Putative Booted Eagle in East Kent

Fortunately, Bob Gomes managed to get a selection of images of today's Dungeness 'Booted Eagle' and he has posted two flight shots up this evening on Surfbirds.

The bird is clearly in heavy moult and is missing and regrowing both tail and primary feathers. From the limited amount of detail that I can see from the two shots, my impression is of a transitional-plumaged BLACK KITE - a species frequently mistaken for Booted Eagle in autumn, particularly in Turkey and Israel. This fits in with verbal accounts of its appearance I received from at least 15 observers today, whom saw it well from the bridge as it flew up from the field.

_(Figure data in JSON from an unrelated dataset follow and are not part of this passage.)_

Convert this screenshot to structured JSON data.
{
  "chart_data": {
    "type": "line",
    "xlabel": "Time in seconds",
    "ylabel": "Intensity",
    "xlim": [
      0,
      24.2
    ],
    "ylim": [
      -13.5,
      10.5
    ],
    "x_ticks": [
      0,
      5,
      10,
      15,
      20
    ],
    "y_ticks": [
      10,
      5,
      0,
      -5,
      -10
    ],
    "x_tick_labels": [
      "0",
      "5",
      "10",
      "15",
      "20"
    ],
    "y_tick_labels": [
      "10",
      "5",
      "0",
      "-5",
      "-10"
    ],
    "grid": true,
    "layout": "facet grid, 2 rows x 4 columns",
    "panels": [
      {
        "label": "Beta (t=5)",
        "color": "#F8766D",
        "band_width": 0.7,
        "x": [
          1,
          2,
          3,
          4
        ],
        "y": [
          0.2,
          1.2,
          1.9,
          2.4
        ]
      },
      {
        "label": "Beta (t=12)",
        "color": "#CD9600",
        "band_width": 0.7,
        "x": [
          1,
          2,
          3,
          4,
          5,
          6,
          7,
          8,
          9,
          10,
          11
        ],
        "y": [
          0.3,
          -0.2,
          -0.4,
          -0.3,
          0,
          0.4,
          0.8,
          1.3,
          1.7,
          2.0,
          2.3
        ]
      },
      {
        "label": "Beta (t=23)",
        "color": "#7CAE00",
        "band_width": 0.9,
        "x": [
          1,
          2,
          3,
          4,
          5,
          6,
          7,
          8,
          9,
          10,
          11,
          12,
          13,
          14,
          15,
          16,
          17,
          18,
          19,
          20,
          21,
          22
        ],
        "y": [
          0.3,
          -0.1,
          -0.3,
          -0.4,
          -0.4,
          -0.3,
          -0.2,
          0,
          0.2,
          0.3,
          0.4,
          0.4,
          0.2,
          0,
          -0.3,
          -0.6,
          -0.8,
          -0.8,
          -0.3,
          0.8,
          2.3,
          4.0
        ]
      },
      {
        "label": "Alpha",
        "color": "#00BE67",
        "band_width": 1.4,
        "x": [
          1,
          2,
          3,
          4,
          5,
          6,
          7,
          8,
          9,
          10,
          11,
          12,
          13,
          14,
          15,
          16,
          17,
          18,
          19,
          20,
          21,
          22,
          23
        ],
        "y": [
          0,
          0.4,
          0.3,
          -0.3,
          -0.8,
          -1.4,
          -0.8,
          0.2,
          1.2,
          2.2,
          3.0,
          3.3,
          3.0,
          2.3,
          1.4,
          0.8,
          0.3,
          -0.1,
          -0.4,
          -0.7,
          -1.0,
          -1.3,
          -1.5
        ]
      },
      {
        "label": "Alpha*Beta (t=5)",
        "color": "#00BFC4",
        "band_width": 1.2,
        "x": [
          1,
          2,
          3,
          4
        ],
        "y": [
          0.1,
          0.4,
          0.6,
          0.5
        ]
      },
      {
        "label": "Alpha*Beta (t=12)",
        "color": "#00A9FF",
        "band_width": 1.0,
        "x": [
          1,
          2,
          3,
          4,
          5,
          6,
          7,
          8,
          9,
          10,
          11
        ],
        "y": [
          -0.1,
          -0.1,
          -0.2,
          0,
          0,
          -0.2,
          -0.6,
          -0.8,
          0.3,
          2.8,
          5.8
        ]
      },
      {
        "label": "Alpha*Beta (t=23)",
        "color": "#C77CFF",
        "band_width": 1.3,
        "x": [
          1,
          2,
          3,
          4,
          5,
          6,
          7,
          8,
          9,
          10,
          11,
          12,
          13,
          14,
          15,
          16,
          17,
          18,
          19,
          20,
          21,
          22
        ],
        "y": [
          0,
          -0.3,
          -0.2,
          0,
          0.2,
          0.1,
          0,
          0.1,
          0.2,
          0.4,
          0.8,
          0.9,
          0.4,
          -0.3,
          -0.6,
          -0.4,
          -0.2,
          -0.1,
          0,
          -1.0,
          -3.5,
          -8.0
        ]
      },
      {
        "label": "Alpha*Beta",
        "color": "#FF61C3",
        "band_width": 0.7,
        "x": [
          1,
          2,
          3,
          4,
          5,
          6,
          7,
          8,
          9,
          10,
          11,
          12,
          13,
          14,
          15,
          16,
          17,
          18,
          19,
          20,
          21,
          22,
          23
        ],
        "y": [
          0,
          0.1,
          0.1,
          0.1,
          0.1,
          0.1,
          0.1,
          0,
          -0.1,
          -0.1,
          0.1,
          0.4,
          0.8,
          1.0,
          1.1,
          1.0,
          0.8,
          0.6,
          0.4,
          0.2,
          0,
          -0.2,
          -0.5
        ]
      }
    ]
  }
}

Ray Turley had already sprung alarm bells whilst watching it, and others confirmed 'discrepancies' as we observed the ARC Glossy Ibises, stating that they had clearly seen 'unfeathered' tarsi and obvious yellowish legs.

Autumn raptors (or raptors in general) are notoriously difficult to identify and heavily worn individuals such as this magnify by many times the complexities and difficulties involved in making an accurate identification in the field. Bob is to be highly commended for obtaining the images that he did. Once again this highlights the fact that many of the rare birds claimed in this country are actually NOT those species when reasonable photographs are obtained. European Honey Buzzard is perhaps the biggest victim of this - a large percentage of those photographed in Britain are actually Common Buzzards.